Papa J: “They can become snappish if surprised or peeved…” “Peeved” is a ‘definite.’
“…and display guarding behaviors.” …like when you steal a toy from 2 Paws and go tearing around the house with him chasing you, barking up a storm. Yeah, that’s on point.

Sammy: Gimme dat.

Papa J: I’m reading.

Sammy: Gimme dat. (snatch – swoosh – reading) Yeah, here. It says, “These negative behaviors are NOT traits of the Lhasa Apso” – HA!  “NOT traits of da La-sa.” “…they’re human induced behaviors…” Did ya catch dat?  “…resulting from the dog not being treated like the canine species it is. It shows a lack of leadership, rules and the lack of limits placed on the dog.” See! Iz all your fault I don’ take ya serious ‘cause ya got no leadership skills.

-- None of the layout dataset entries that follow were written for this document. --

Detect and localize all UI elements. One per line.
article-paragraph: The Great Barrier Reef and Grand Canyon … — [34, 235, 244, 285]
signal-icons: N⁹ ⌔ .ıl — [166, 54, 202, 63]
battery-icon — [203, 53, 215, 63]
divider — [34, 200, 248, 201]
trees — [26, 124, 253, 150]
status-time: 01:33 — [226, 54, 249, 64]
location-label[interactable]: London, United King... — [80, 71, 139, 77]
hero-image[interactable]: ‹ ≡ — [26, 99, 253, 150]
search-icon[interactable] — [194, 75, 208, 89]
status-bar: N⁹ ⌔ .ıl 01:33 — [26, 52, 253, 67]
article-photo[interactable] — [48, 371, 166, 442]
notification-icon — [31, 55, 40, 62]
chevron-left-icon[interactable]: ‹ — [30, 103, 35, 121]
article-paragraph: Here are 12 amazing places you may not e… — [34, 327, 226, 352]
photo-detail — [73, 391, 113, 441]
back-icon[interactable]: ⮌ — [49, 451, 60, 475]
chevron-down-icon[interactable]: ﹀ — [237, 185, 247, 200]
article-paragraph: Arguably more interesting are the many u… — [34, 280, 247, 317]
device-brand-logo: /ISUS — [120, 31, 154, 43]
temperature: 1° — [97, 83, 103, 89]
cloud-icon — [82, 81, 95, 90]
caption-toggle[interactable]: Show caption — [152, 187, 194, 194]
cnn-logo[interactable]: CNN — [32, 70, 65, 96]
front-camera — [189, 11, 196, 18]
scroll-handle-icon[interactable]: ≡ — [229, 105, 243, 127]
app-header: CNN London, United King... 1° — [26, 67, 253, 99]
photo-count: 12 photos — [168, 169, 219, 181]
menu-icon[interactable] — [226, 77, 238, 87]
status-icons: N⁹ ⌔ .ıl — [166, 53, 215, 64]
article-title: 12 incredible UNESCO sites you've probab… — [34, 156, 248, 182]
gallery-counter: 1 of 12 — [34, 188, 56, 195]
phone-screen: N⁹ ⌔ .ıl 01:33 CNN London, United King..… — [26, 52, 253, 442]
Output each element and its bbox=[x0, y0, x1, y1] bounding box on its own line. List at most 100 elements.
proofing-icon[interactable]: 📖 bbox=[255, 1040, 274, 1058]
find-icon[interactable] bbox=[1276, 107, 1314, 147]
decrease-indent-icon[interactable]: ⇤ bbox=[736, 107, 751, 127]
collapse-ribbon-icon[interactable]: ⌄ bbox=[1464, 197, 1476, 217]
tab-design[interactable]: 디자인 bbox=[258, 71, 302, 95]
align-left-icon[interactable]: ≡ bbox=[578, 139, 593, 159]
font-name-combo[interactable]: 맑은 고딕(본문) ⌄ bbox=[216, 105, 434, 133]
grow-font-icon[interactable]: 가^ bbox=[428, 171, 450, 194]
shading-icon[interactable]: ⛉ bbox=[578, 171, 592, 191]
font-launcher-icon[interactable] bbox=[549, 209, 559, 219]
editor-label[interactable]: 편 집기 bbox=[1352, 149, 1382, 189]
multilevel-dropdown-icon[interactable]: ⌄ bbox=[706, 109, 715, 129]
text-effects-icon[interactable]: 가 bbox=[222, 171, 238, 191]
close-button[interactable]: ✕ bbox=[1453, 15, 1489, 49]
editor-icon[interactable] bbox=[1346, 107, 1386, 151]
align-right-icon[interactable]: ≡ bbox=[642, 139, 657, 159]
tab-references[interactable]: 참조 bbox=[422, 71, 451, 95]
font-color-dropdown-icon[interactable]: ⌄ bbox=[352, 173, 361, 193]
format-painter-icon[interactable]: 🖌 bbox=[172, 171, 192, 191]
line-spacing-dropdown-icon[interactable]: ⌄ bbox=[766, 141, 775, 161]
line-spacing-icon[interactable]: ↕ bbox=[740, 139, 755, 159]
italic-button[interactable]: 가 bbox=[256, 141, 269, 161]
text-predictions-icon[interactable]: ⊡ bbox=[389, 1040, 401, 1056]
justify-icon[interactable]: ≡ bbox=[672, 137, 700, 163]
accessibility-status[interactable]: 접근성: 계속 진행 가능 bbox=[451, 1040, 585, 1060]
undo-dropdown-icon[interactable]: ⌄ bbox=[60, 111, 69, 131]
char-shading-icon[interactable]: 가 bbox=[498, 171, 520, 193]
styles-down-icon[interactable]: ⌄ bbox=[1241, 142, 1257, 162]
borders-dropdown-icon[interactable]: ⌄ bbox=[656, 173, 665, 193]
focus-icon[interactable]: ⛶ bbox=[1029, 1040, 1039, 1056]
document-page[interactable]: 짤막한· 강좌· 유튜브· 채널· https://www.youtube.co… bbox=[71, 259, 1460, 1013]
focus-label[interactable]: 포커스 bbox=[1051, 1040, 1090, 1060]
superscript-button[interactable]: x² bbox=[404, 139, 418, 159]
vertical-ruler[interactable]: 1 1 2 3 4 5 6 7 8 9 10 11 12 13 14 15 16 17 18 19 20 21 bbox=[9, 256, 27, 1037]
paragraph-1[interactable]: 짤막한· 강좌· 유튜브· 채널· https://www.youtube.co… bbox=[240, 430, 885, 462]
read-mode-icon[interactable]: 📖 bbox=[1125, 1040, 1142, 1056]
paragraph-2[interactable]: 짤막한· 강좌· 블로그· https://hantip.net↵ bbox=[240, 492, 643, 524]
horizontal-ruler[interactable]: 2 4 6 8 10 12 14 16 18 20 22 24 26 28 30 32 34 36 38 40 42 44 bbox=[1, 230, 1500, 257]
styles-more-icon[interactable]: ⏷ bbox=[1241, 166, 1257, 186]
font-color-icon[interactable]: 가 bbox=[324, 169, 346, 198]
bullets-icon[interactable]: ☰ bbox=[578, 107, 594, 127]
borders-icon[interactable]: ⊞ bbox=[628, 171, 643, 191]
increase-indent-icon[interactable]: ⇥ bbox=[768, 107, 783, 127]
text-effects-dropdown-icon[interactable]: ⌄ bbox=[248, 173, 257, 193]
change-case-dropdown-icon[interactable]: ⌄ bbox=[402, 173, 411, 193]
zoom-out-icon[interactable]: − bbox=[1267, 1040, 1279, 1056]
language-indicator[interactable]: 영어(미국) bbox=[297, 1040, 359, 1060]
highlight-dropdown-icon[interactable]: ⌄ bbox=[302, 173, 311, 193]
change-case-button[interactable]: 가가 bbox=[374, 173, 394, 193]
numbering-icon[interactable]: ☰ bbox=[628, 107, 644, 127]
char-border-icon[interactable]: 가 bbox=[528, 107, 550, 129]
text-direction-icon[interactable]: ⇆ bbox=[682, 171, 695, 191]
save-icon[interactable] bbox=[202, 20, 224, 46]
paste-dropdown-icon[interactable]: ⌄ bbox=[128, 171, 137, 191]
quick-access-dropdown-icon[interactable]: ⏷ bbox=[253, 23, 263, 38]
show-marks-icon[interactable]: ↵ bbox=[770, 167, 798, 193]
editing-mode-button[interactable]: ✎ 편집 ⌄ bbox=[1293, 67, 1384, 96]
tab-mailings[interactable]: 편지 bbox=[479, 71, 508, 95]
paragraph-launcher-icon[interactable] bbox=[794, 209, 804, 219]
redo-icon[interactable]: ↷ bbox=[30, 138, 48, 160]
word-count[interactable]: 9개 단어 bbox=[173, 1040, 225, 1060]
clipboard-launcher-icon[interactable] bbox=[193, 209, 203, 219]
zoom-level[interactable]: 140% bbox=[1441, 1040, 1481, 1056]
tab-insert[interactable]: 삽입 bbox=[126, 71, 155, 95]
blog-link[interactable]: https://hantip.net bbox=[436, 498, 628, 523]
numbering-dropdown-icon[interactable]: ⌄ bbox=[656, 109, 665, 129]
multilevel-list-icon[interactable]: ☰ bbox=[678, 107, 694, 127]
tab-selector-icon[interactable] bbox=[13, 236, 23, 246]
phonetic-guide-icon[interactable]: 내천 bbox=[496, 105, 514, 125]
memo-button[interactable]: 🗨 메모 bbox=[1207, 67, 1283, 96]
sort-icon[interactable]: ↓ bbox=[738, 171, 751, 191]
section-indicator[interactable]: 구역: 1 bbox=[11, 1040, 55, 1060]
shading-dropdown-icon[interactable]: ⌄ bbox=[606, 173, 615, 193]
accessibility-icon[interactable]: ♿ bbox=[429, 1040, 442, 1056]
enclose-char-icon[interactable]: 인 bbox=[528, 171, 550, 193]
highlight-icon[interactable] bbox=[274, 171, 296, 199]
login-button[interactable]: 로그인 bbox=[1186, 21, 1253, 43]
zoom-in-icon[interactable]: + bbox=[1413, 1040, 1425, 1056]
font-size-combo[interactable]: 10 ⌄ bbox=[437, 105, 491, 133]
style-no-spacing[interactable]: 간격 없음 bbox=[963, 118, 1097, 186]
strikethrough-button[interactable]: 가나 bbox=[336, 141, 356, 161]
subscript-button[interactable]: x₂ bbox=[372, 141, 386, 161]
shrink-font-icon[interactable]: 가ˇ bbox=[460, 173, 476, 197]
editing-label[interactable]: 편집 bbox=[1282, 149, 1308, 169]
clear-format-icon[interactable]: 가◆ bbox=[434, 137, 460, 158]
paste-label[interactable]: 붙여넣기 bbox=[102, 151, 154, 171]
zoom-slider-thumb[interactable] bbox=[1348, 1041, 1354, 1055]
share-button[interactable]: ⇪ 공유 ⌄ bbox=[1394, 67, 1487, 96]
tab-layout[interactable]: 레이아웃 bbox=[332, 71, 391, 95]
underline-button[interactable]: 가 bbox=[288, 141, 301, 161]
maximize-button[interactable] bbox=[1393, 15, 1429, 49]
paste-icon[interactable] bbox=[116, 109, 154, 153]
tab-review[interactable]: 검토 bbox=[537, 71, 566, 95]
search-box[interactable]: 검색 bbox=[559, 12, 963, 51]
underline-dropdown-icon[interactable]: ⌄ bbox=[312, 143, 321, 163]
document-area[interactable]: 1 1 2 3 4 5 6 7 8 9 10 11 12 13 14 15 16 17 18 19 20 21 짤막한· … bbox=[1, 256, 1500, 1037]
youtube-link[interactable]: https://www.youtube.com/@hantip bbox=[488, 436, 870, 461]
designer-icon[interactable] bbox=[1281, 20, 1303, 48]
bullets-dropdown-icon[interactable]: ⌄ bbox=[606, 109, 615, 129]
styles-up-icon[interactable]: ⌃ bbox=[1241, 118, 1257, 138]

Papa J: You’re kidding me, right?

Sammy: Den it says, “A mentally stable dog, who gets enough mental and physical exercise
will have a totally different personality. It is all up to the humans around the dog.
As soon as the humans start being true pack leaders, the dogs behavior will change for the better.”  Read ‘em an’ weep, Pop. Read . . . ‘em . . . an’ . . . weep.

Papa J: Where is it? I don’t see a thing.

Sammy: Right – – – DERE!

Papa J: You’re “mental” alright. Maybe you need another round of obedience training.

Sammy: High’r ed-u-ka-shun. What it iz-z-z. I’m ready. Let’s get some.

Papa J: Don’t play me. I know your motivations. You act like an angel while deep, down inside, you’re there for treats. You want a treat? Here. Now, go do something while I finish nap… ah, working . . . and don’t bother me with all this . . .

Sammy: Yada, yada, yada. (munch) Ya want one-a deese? Dere purdy tas-tee.

Papa J: Already had two . . . . . . one was enough.

Sammy: Nice chattin’ wit ya. Gotta go. Dere’s a big fuzzy crossing my yard . . .
and I ain’t takin’ blame for his poops.  Bark! — bark! — BARK! — BARK! — HOWL! — BARK! — BARK! — BARK! — HO-O-OWL!  Dere he is

Papa J: Never a dull pet, nor a quiet moment.

Sammy: You say sumthin’ . . . ? I didn’t think so!  BARK! — BARK! — BARK! — BARK! — HO-O-OWL!

Papa J: (Pet parent wronged again. It ain’t fair.)

Sammy: (Pet, wronged again. It ain’t fair.)  HO-O-OWL!